PORTLAND, Ore. (KOIN) — Black women are the top customers at beauty supply shops across the world, but they aren’t usually the ones operating the businesses. One recently-opened beauty supply store in Portland’s Pearl District is helping fill the gap of Black-owned beauty supplies.
Natural Hair and Extensions beauty supply store and hair salon has products that cater to all hair textures. It is owned by hairstylist Tisha Stigler, who is better known as Tisha Aspirations.
Stigler got her start in the beauty industry in the late ‘80s when she received her certificate for hairstyling. After graduating from the University of Kansas in the ’90s, though, she entered the banking industry instead of pursuing a hairstyling career.
It wasn’t until her mother fell ill that Stigler re-entered the beauty industry. When her mother began losing her hair due to cancer treatment, Stigler and her sisters showed their support by cutting their own. Then, the business owner began mixing a special concoction of different oils to foster the women’s new hair growth.
In just four weeks, she noticed a big difference.
“From there, my mom said, ‘Since you’ve closed your businesses down and now you’re not doing anything but sitting with me all the time — and you’ve always loved doing hair — why don’t you start doing hair?’” Stigler recalled.
Taking her mother’s advice, she soon traveled to Salem to get her hair design license reinstated. Because this was 25 years after she received the original certificate, it was more of a challenge than she initially expected.
“I was down there in Salem and this young lady could see how I was frustrated, so she came around the corner and indicated that there is a license that I could apply [for],” Stigler said.
That license was the one for natural hair care.
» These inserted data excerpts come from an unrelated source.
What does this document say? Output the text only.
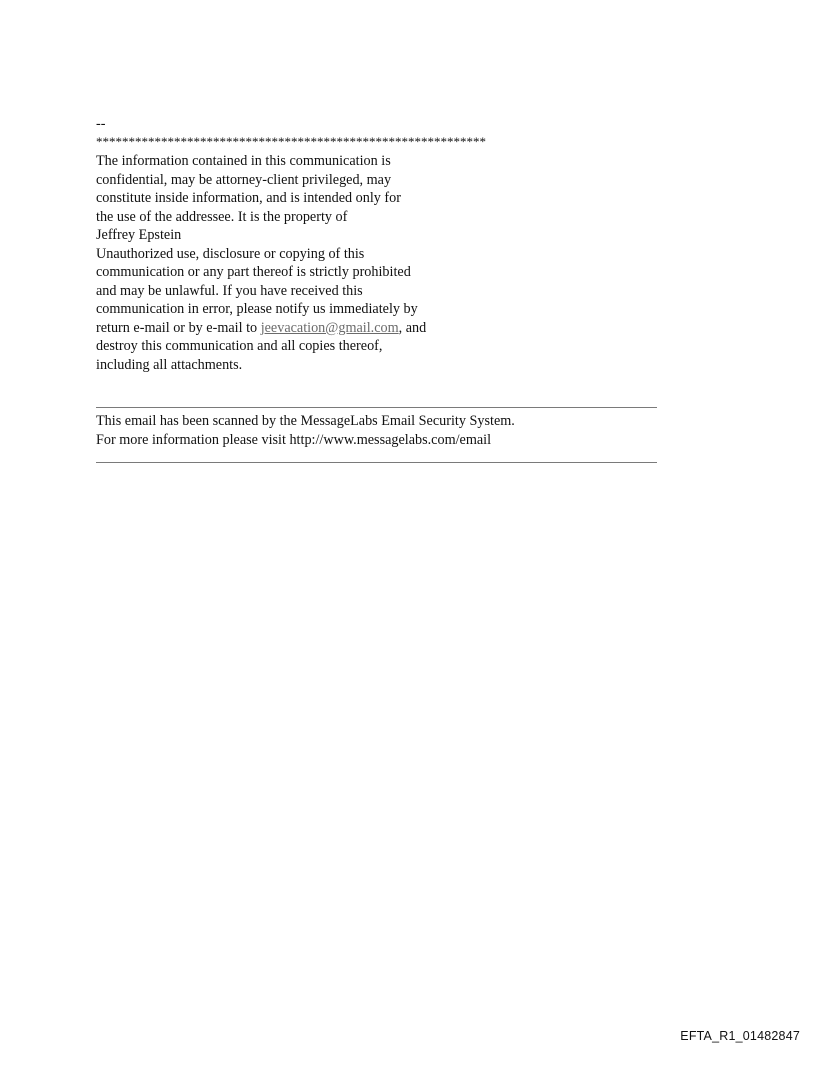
--

************************************************************

The information contained in this communication is

confidential, may be attorney-client privileged, may

constitute inside information, and is intended only for

the use of the addressee. It is the property of

Jeffrey Epstein

Unauthorized use, disclosure or copying of this

communication or any part thereof is strictly prohibited

and may be unlawful. If you have received this

communication in error, please notify us immediately by

return e-mail or by e-mail to jeevacation@gmail.com, and

destroy this communication and all copies thereof,

including all attachments.

This email has been scanned by the MessageLabs Email Security System.

For more information please visit http://www.messagelabs.com/email

EFTA_R1_01482847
Stigler quickly passed the examination and began working in Sola Salon Studios where Natural Hair and Extensions got its start as her own personal brand.
At Sola Salon Studios, she sold hair extensions and products to her loyal clientele — in addition to styling them.
“I did it out of convenience because the majority of my clients work in corporate America,” Stigler said. “As a result of them working in corporate America, a lot of them are new to Portland and they don’t know where all the hair stores are so it’s easier for me to have that at my location.”
She worked at Sola Salon Studios for six years before expanding the NHE brand by opening her own salon in April 2022 and adding a beauty supply store to the building in September.
Despite Stigler’s new role as the shop owner, Black-owned beauty supply stores are still few and far in between.
In 2020, The New York Times reported, “The portion of the beauty industry that caters to Black women generates about $4 billion in sales a year….. Yet fewer than 10 percent are owned by Black women, said Tiffany Gill, a history professor at Rutgers University. Instead, many of them
are owned by Korean immigrants.”
The NHE salon and beauty supply store is a business by Black women and for Black women, and Stigler’s efforts haven’t gone unnoticed by customers.
“They come into the place saying, ‘I didn’t know this was here. I’m glad that you’re here.’ I mean, just the excitement that I get from other people — that makes me excited. I would have to say it’s just been very encouraging and motivating,” she said.
Stigler hopes to open another location one day, but her Pearl District salon and beauty supply store is open for business right now at 634 Northwest 12th Avenue.